With the warm weather last weekend, I spent some time watering shrubs and evergreen trees since I planted several shrubs this fall and it’s been dry. If feasible, it is fine to water during winter, particularly if you have fall-planted trees, shrubs, or perennials or evergreens in windy locations or along the south sides of homes. If established plants were well watered during summer and fall, most should be fine since they are dormant and temperatures are cool. If we do not get much winter moisture, early spring watering will be important.
Kelly Feehan, UNL Extension Educator, says that some precautions are needed when watering during winter. She says to only water when the soil is not frozen and when air temperatures are around 45 degrees Fahrenheit or higher. Water early enough in the day for water to soak into the soil so it does not pool and freeze around plants overnight. Ice forming on or around plant crowns can cause damage. If you decide to water, keep in mind plants are dormant and not using much, if any, water so while it is a good idea to moisten the soil six to eight inches deep, heavy or frequent watering is not needed.

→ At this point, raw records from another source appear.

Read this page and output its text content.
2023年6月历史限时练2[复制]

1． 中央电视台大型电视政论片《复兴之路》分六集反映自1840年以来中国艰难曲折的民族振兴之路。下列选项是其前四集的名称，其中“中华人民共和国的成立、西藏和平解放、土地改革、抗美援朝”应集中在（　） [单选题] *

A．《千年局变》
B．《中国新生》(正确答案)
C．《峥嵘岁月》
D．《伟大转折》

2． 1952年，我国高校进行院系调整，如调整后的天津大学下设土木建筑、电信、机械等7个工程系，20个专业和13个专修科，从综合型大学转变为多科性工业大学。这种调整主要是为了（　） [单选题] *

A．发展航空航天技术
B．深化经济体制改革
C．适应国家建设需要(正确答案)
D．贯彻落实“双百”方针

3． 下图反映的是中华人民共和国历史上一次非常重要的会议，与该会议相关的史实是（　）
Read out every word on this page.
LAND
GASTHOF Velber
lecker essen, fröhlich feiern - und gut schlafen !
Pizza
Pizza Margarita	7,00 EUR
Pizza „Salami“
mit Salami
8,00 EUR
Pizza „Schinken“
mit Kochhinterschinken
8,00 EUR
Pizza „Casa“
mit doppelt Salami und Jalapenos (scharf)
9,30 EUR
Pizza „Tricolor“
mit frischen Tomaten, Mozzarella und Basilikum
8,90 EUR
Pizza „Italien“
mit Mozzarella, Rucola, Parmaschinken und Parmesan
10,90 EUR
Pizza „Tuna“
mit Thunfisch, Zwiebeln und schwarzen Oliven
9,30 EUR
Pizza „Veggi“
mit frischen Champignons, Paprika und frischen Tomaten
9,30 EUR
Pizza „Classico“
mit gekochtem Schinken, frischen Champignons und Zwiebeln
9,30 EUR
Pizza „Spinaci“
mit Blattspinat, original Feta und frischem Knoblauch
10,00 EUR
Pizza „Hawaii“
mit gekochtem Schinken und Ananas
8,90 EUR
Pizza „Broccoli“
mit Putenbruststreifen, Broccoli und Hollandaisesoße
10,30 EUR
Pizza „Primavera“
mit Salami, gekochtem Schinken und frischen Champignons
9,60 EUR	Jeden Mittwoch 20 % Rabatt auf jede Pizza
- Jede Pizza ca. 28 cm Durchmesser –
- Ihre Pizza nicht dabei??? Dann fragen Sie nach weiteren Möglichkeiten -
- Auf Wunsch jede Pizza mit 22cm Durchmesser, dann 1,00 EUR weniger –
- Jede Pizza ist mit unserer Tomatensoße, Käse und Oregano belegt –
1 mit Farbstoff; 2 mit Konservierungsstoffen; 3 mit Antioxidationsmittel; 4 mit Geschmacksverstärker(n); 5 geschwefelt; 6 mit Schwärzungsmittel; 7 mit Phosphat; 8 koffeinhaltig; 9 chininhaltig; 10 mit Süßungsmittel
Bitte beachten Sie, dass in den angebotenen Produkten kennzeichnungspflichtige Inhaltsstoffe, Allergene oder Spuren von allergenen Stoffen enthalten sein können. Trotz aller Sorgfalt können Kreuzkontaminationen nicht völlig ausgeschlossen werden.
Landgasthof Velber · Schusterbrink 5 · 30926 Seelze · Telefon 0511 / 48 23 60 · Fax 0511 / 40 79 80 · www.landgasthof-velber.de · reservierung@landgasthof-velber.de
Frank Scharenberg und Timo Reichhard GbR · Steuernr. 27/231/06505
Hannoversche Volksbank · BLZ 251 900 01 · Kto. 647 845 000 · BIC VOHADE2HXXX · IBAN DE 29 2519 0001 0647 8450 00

The roots of plants are not as hardy as the above ground portions. If there is an open winter with little snow cover and temperatures turn quite cold, roots can be killed by cold temperatures. Cracks in soil allow colder air to penetrate and increase this risk. Moist soils do not develop cracks and remain warmer than dry soils. Ultimately, we’ll just have to see what the remainder of the winter and the spring will hold.